C M Oliver, E Walker, S Giannaris, M P W Grocott, S R Moonesinghe
British Journal of Anaesthesia 2015, 115 (6): 849-60
Emergency laparotomies are performed commonly throughout the world, but one in six patients die within a month of surgery. Current international initiatives to reduce the considerable associated morbidity and mortality are founded upon delivering individualised perioperative care. However, while the identification of high-risk patients requires the routine assessment of individual risk, no method of doing so has been demonstrated to be practical and reliable across the commonly encountered spectrum of presentations, co-morbidities and operative procedures. A systematic review of Embase and Medline identified 20 validation studies assessing 25 risk assessment tools in patients undergoing emergency laparotomy. The most frequently studied general tools were APACHE II, ASA-PS and P-POSSUM. Comparative, quantitative analysis of tool performance was not feasible due to the heterogeneity of study design, poor reporting and infrequent within-study statistical comparison of tool performance. Reporting of calibration was notably absent in many prognostic tool validation studies. APACHE II demonstrated the most consistent discrimination of individual outcome across a variety of patient groups undergoing emergency laparotomy when used either preoperatively or postoperatively (area under the curve 0.76-0.98).
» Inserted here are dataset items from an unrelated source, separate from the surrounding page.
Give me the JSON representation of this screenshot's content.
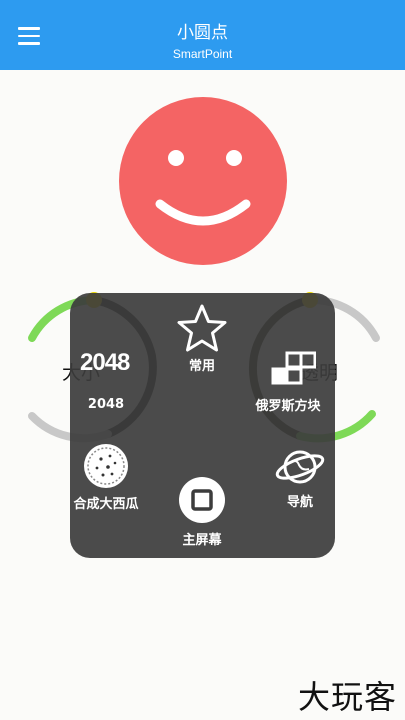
{
  "header": {
    "title": "小圆点",
    "subtitle": "SmartPoint"
  },
  "gauges": {
    "left_label": "大小",
    "right_label": "透明"
  },
  "menu": {
    "game_2048_number": "2048",
    "game_2048_label": "2048",
    "favorites_label": "常用",
    "tetris_label": "俄罗斯方块",
    "watermelon_label": "合成大西瓜",
    "navigation_label": "导航",
    "home_label": "主屏幕"
  },
  "watermark": "大玩客",
  "colors": {
    "appbar": "#2d9bf0",
    "smiley": "#f46464",
    "gauge_green": "#7ed957",
    "gauge_yellow": "#e8d500",
    "gauge_gray": "#c8c8c8",
    "panel": "#3c3c3c"
  }
}
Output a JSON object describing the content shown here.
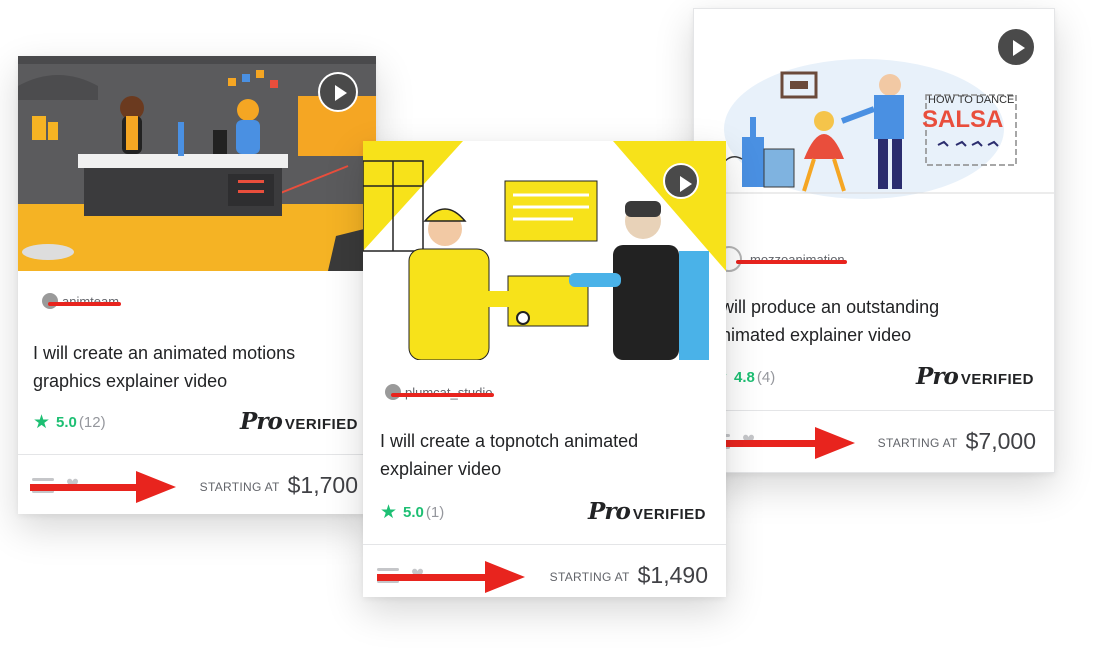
{
  "cards": [
    {
      "seller": "animteam",
      "title_line1": "I will create an animated motions",
      "title_line2": "graphics explainer video",
      "rating": "5.0",
      "reviews": "(12)",
      "pro": "Pro",
      "verified": "VERIFIED",
      "starting_label": "STARTING AT",
      "price": "$1,700"
    },
    {
      "seller": "plumcat_studio",
      "title_line1": "I will create a topnotch animated",
      "title_line2": "explainer video",
      "rating": "5.0",
      "reviews": "(1)",
      "pro": "Pro",
      "verified": "VERIFIED",
      "starting_label": "STARTING AT",
      "price": "$1,490"
    },
    {
      "seller": "mozzoanimation",
      "title_line1": "I will produce an outstanding",
      "title_line2": "animated explainer video",
      "rating": "4.8",
      "reviews": "(4)",
      "pro": "Pro",
      "verified": "VERIFIED",
      "starting_label": "STARTING AT",
      "price": "$7,000"
    }
  ],
  "thumb3_text": {
    "line1": "HOW TO DANCE",
    "line2": "SALSA"
  },
  "icons": {
    "play": "play-icon",
    "star": "★",
    "heart": "♥",
    "menu": "menu-icon",
    "arrow": "red-arrow-icon"
  },
  "colors": {
    "rating_green": "#1dbf73",
    "annotation_red": "#e8241e",
    "price_text": "#404145"
  }
}
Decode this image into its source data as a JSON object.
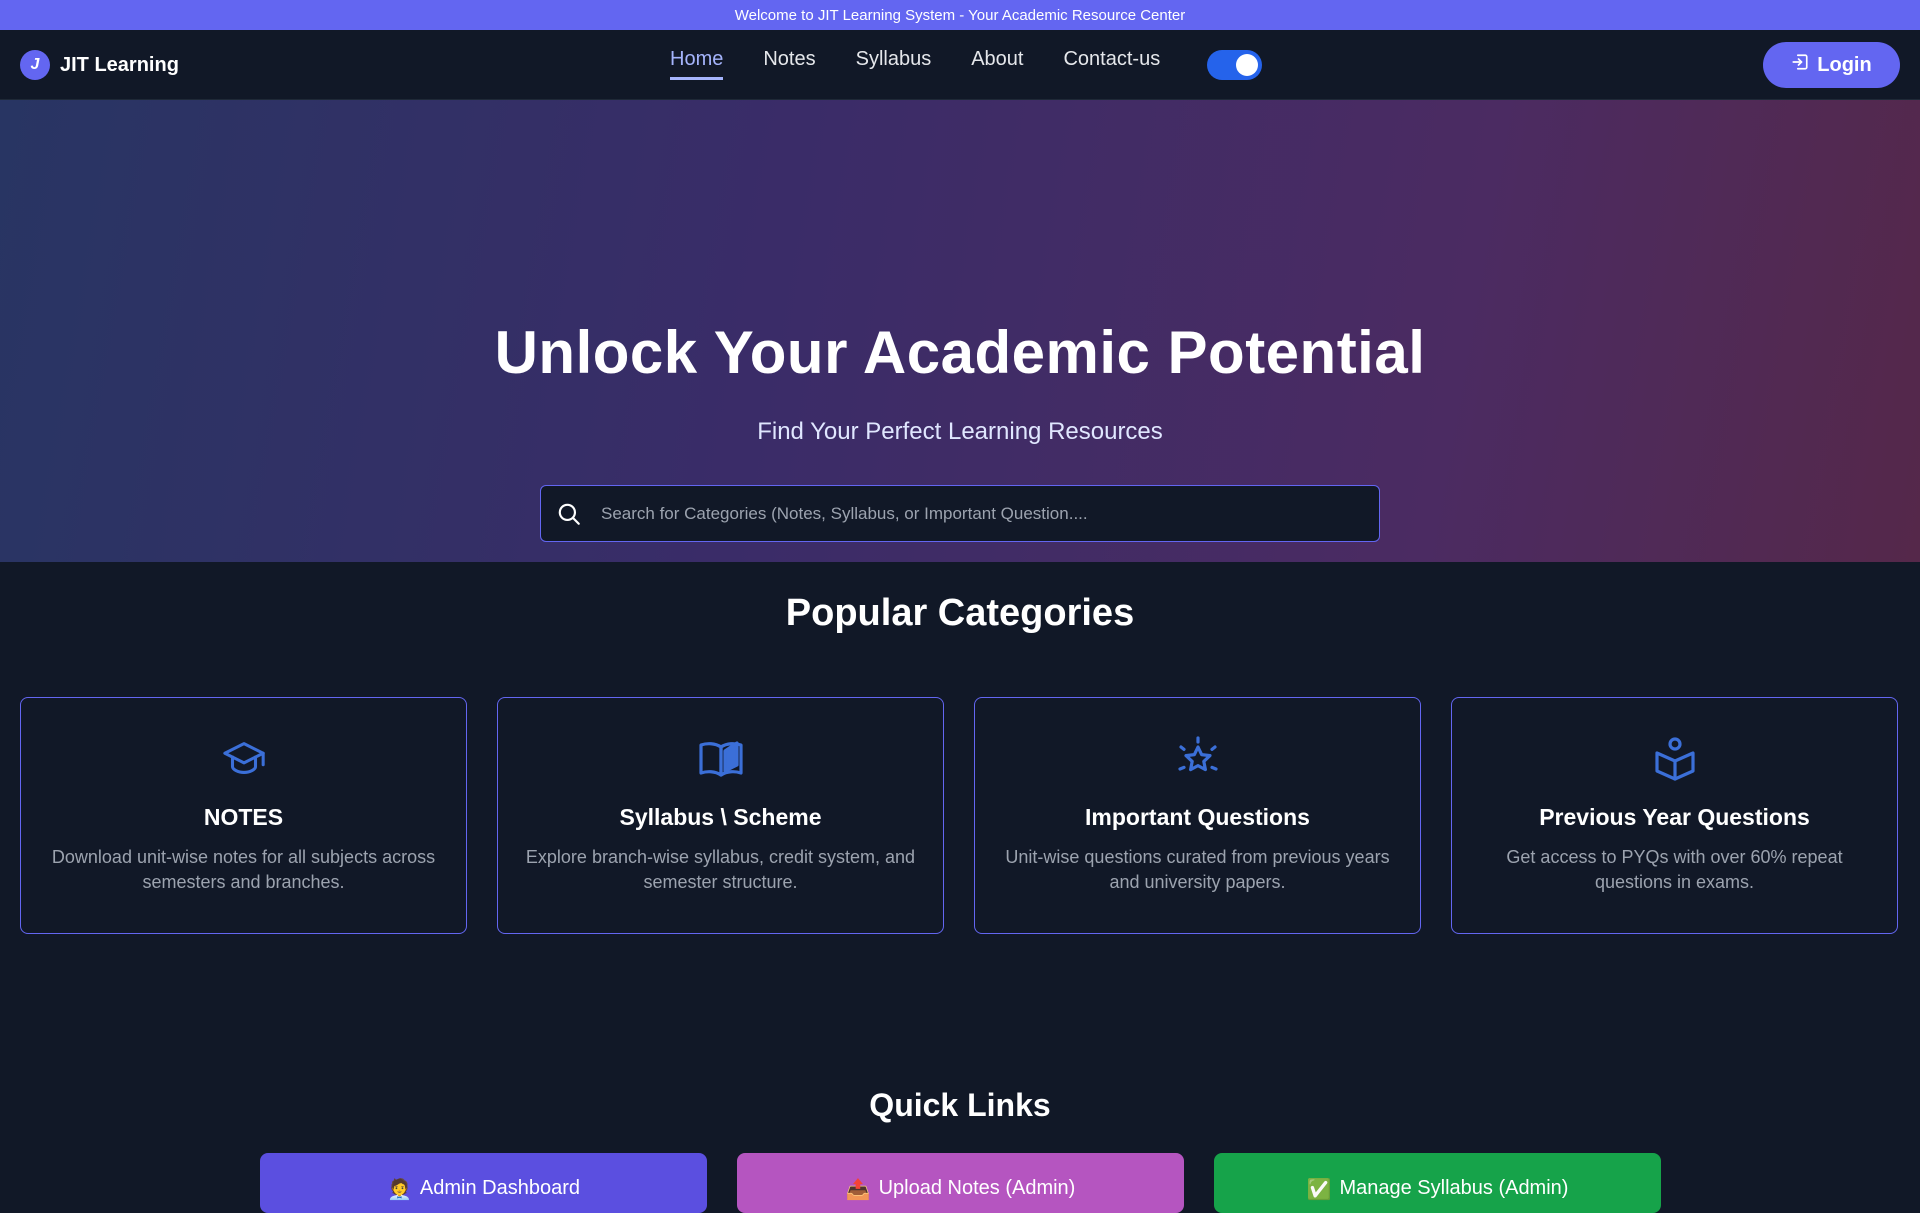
{
  "announcement": "Welcome to JIT Learning System - Your Academic Resource Center",
  "brand": {
    "logo_letter": "J",
    "name": "JIT Learning"
  },
  "nav": {
    "items": [
      {
        "label": "Home",
        "active": true
      },
      {
        "label": "Notes",
        "active": false
      },
      {
        "label": "Syllabus",
        "active": false
      },
      {
        "label": "About",
        "active": false
      },
      {
        "label": "Contact-us",
        "active": false
      }
    ],
    "theme_toggle_on": true,
    "login_label": "Login",
    "login_icon": "login-icon"
  },
  "hero": {
    "title": "Unlock Your Academic Potential",
    "subtitle": "Find Your Perfect Learning Resources",
    "search_placeholder": "Search for Categories (Notes, Syllabus, or Important Question....",
    "search_value": ""
  },
  "categories": {
    "title": "Popular Categories",
    "items": [
      {
        "icon": "graduation-cap-icon",
        "title": "NOTES",
        "desc": "Download unit-wise notes for all subjects across semesters and branches."
      },
      {
        "icon": "open-book-icon",
        "title": "Syllabus \\ Scheme",
        "desc": "Explore branch-wise syllabus, credit system, and semester structure."
      },
      {
        "icon": "star-icon",
        "title": "Important Questions",
        "desc": "Unit-wise questions curated from previous years and university papers."
      },
      {
        "icon": "reader-icon",
        "title": "Previous Year Questions",
        "desc": "Get access to PYQs with over 60% repeat questions in exams."
      }
    ]
  },
  "quick_links": {
    "title": "Quick Links",
    "items": [
      {
        "emoji": "🧑‍💼",
        "label": "Admin Dashboard",
        "color": "#5b4fe0"
      },
      {
        "emoji": "📤",
        "label": "Upload Notes (Admin)",
        "color": "#b555c0"
      },
      {
        "emoji": "✅",
        "label": "Manage Syllabus (Admin)",
        "color": "#16a34a"
      }
    ]
  },
  "colors": {
    "accent": "#6366f1",
    "background": "#111827",
    "icon_blue": "#3b6fd8"
  }
}
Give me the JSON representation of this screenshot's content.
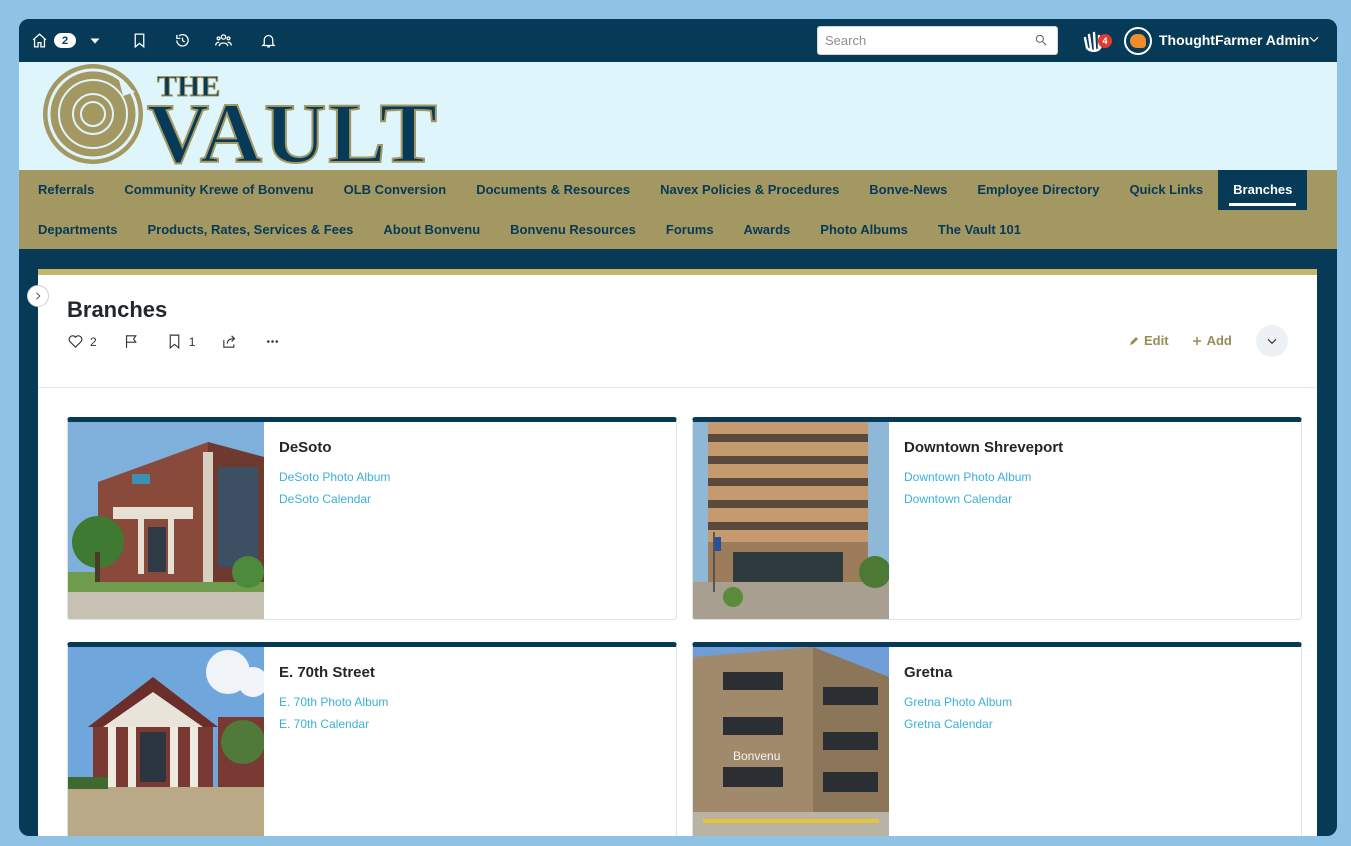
{
  "topbar": {
    "home_badge": "2",
    "search_placeholder": "Search",
    "wave_badge": "4",
    "user_name": "ThoughtFarmer Admin"
  },
  "banner": {
    "logo_small_text": "THE",
    "logo_big_text": "VAULT"
  },
  "nav": {
    "row1": [
      "Referrals",
      "Community Krewe of Bonvenu",
      "OLB Conversion",
      "Documents & Resources",
      "Navex Policies & Procedures",
      "Bonve-News",
      "Employee Directory",
      "Quick Links",
      "Branches"
    ],
    "row2": [
      "Departments",
      "Products, Rates, Services & Fees",
      "About Bonvenu",
      "Bonvenu Resources",
      "Forums",
      "Awards",
      "Photo Albums",
      "The Vault 101"
    ],
    "active": "Branches"
  },
  "page": {
    "title": "Branches",
    "likes": "2",
    "bookmarks": "1",
    "edit_label": "Edit",
    "add_label": "Add"
  },
  "cards": [
    {
      "title": "DeSoto",
      "album": "DeSoto Photo Album",
      "calendar": "DeSoto Calendar"
    },
    {
      "title": "Downtown Shreveport",
      "album": "Downtown Photo Album",
      "calendar": "Downtown Calendar"
    },
    {
      "title": "E. 70th Street",
      "album": "E. 70th Photo Album",
      "calendar": "E. 70th Calendar"
    },
    {
      "title": "Gretna",
      "album": "Gretna Photo Album",
      "calendar": "Gretna Calendar",
      "sign": "Bonvenu"
    }
  ],
  "colors": {
    "navy": "#063a56",
    "gold": "#a39762",
    "banner": "#dff5fc",
    "link": "#3ab0d8",
    "badge_red": "#e03b2c"
  }
}
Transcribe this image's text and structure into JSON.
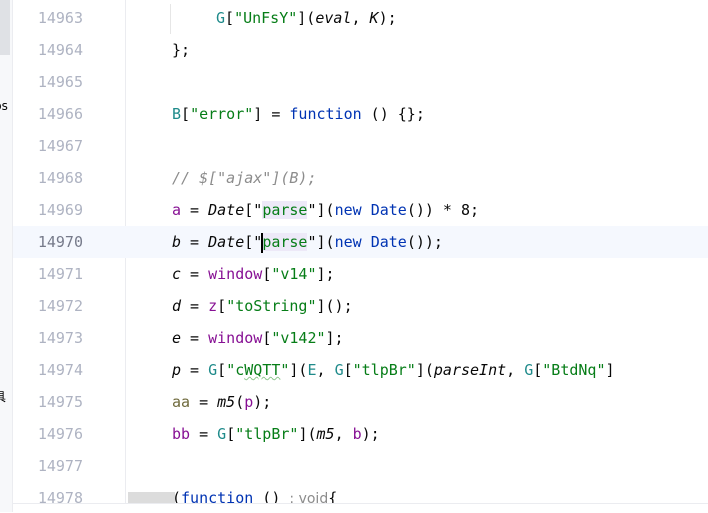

While APACHE systems were designed for use in critical care, the ability of APACHE II to generate individual risk estimates from objective, exclusively preoperative data items may lead to better-informed shared decisions, triage and perioperative management of patients undergoing emergency laparotomy. Future endeavours should include the recalibration of APACHE II and P-POSSUM in contemporary cohorts, modifications to enable prediction of morbidity and assessment of the impact of adoption of these tools on clinical practice and patient outcomes.